By Susan Fenimore Dworak and Cristina Jerney[1]
ID Checking Regulations
Most jurisdictions have no set standard for checking ID, making legal compliance complex and confusing. It does not have to be this way. Well-thought-out and carefully drafted compliance plans can serve to protect businesses, workers, and communities from a number of dangers and also ensure workers have the information needed to make informed choices when it comes to confirming identity. We must collectively adopt and enforce policies that support a new industry standard and legal standard for checking ID and confirming identity.
Government agencies regulate products and services across many industries to protect people. Access to those products and services requires confirmation of age or identity. Millions of workers are required to check IDs as a daily part of their job duties, but many, if not most, have never been properly trained to check IDs to confirm identity. For example, when it comes to the sale and service of alcohol in the US, those who do seek training typically attend a 2- to 4-hour responsible beverage service class, and during that time hear an average of 10 short minutes on ID checking. Given the risks caused by fake IDs, that is unacceptable.
There are hundreds of versions of real IDs in circulation in the US, and there are large numbers (millions, in fact) of sophisticated fake IDs on the market. Those fake IDs are built to fool devices like ID scanners, leaving the ID-checking process up to the humans who have not been adequately trained. Properly checking IDs is effective, but current solutions are inadequate. This makes compliance with checking ID and confirming identity very difficult.
The cost of noncompliance is high, and there are large, costly, and increasing problems with fake IDs. One fake ID used once can cause massive legal and financial damage to businesses and government agencies and also untold heartache for society. According to law enforcement, the Las Vegas shooter reportedly checked into the hotel with a fake ID, the Oklahoma City bomber rented a truck with a fake ID, and the 9/11 terrorists used a series of fake IDs to carry out their acts (the federal government responded in part by enacting the Real ID Act).[2] Fake IDs are also used in human trafficking, trading exotic animals, financial fraud, identity theft, and countless other crimes. As fake IDs become more sophisticated, they not only threaten businesses and people who check IDs, but also communities and society as a whole.

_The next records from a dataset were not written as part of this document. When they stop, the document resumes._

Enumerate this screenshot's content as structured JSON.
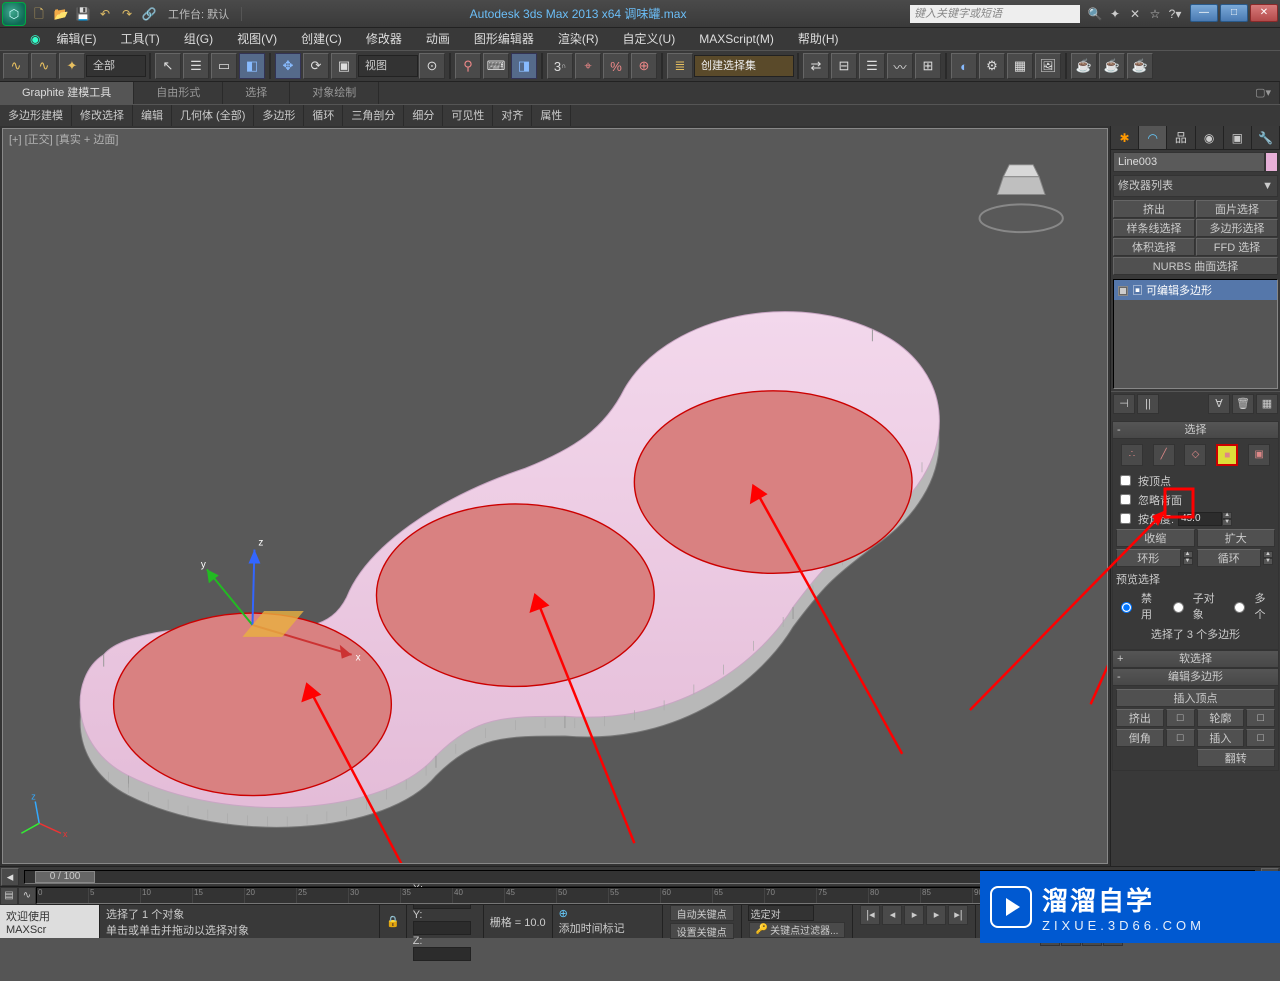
{
  "title": {
    "left": "工作台: 默认",
    "center": "Autodesk 3ds Max  2013 x64    调味罐.max",
    "search_placeholder": "键入关键字或短语"
  },
  "menus": [
    "编辑(E)",
    "工具(T)",
    "组(G)",
    "视图(V)",
    "创建(C)",
    "修改器",
    "动画",
    "图形编辑器",
    "渲染(R)",
    "自定义(U)",
    "MAXScript(M)",
    "帮助(H)"
  ],
  "main_toolbar": {
    "filter": "全部",
    "viewport_type": "视图",
    "named_set": "创建选择集"
  },
  "ribbon": {
    "tabs": [
      "Graphite 建模工具",
      "自由形式",
      "选择",
      "对象绘制"
    ],
    "groups": [
      "多边形建模",
      "修改选择",
      "编辑",
      "几何体 (全部)",
      "多边形",
      "循环",
      "三角剖分",
      "细分",
      "可见性",
      "对齐",
      "属性"
    ]
  },
  "viewport_label": "[+] [正交] [真实 + 边面]",
  "cmd": {
    "object_name": "Line003",
    "mod_dropdown": "修改器列表",
    "mod_buttons": [
      "挤出",
      "面片选择",
      "样条线选择",
      "多边形选择",
      "体积选择",
      "FFD 选择",
      "NURBS 曲面选择"
    ],
    "stack_item": "可编辑多边形",
    "rollouts": {
      "selection": {
        "title": "选择",
        "by_vertex": "按顶点",
        "ignore_back": "忽略背面",
        "by_angle": "按角度:",
        "angle": "45.0",
        "shrink": "收缩",
        "grow": "扩大",
        "ring": "环形",
        "loop": "循环",
        "preview": "预览选择",
        "off": "禁用",
        "subobj": "子对象",
        "multi": "多个",
        "info": "选择了 3 个多边形"
      },
      "soft": {
        "title": "软选择"
      },
      "editpoly": {
        "title": "编辑多边形",
        "insert_vertex": "插入顶点",
        "extrude": "挤出",
        "outline": "轮廓",
        "bevel": "倒角",
        "inset": "插入",
        "flip": "翻转"
      }
    }
  },
  "timeslider": {
    "value": "0 / 100"
  },
  "status": {
    "selected": "选择了 1 个对象",
    "prompt": "单击或单击并拖动以选择对象",
    "welcome": "欢迎使用  MAXScr",
    "x": "",
    "y": "",
    "z": "",
    "grid": "栅格 = 10.0",
    "add_time": "添加时间标记",
    "auto_key": "自动关键点",
    "set_key": "设置关键点",
    "sel_set": "选定对",
    "key_filter": "关键点过滤器..."
  },
  "watermark": {
    "big": "溜溜自学",
    "small": "ZIXUE.3D66.COM"
  }
}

The answer to mitigating risk in person-to-person transactions is mandating specific ID training for frontline gatekeepers. These gatekeepers are critical to the ID checking process because they cannot only see and feel security features on government-issued IDs, but they can observe and assess behavioral nuances often associated with the use of a fake ID. They also have the innate ability to conduct human facial recognition to confirm identity, matching the person presenting the ID to the photo on the ID. These are tasks no device can collectively perform.
Understanding Real and Fake IDs
To understand the importance of mandating training, it’s important to understand IDs. To understand fake IDs, it helps to first understand real IDs. In the US, there are 59 jurisdictions that issue government driver’s licenses and ID cards: 50 states, one district (Washington, DC), five US territories, and three freely associated states. At any given time, each jurisdiction has a number of valid ID versions—and variations of those versions—in circulation, resulting in hundreds of currently valid IDs in the US. These versions are updated periodically, and new versions are released over time, making it impossible to memorize every ID.
All of those IDs contain three kinds of security features: overt, covert, and forensic. Overt features can be easily seen with the eyes and felt with the hands. Covert features can be revealed with a simple tool, such as a flashlight, UV light, or magnifier. Forensic features require special equipment—typically available to law enforcement or government—with the exception of simple machine readable technology, such as barcodes and magnetic stripes, both of which can be read by simple scanners or scanning apps because they are both half a century old and easily forged.
The American Association of Motor Vehicle Administrators (AAMVA) creates standards for the design of driver’s licenses and ID cards to improve the security of the cards and the “interoperability among cards issued by all North American jurisdictions.”[3] States spend millions of dollars on complex security features to make it more difficult to counterfeit IDs, including visual and tactile features meant for inspection by sight and touch. If gatekeepers fail to use visual perception and manual dexterity to confirm these features, the expertise of the AAMVA and the expenditure by Departments of Motor Vehicles are squandered.
The problem is that many (in fact, most) gatekeepers don’t know what security features to look for and feel on IDs and, as noted, it is impossible to memorize hundreds of IDs with extreme variations in overt, covert, and forensic security features. When people are trained to properly and thoroughly check IDs and are given access to current ID images, they can tell the difference between real and forged security features. The human senses, and specifically sight and touch, are the best defense in detecting fake IDs in person-to-person transactions.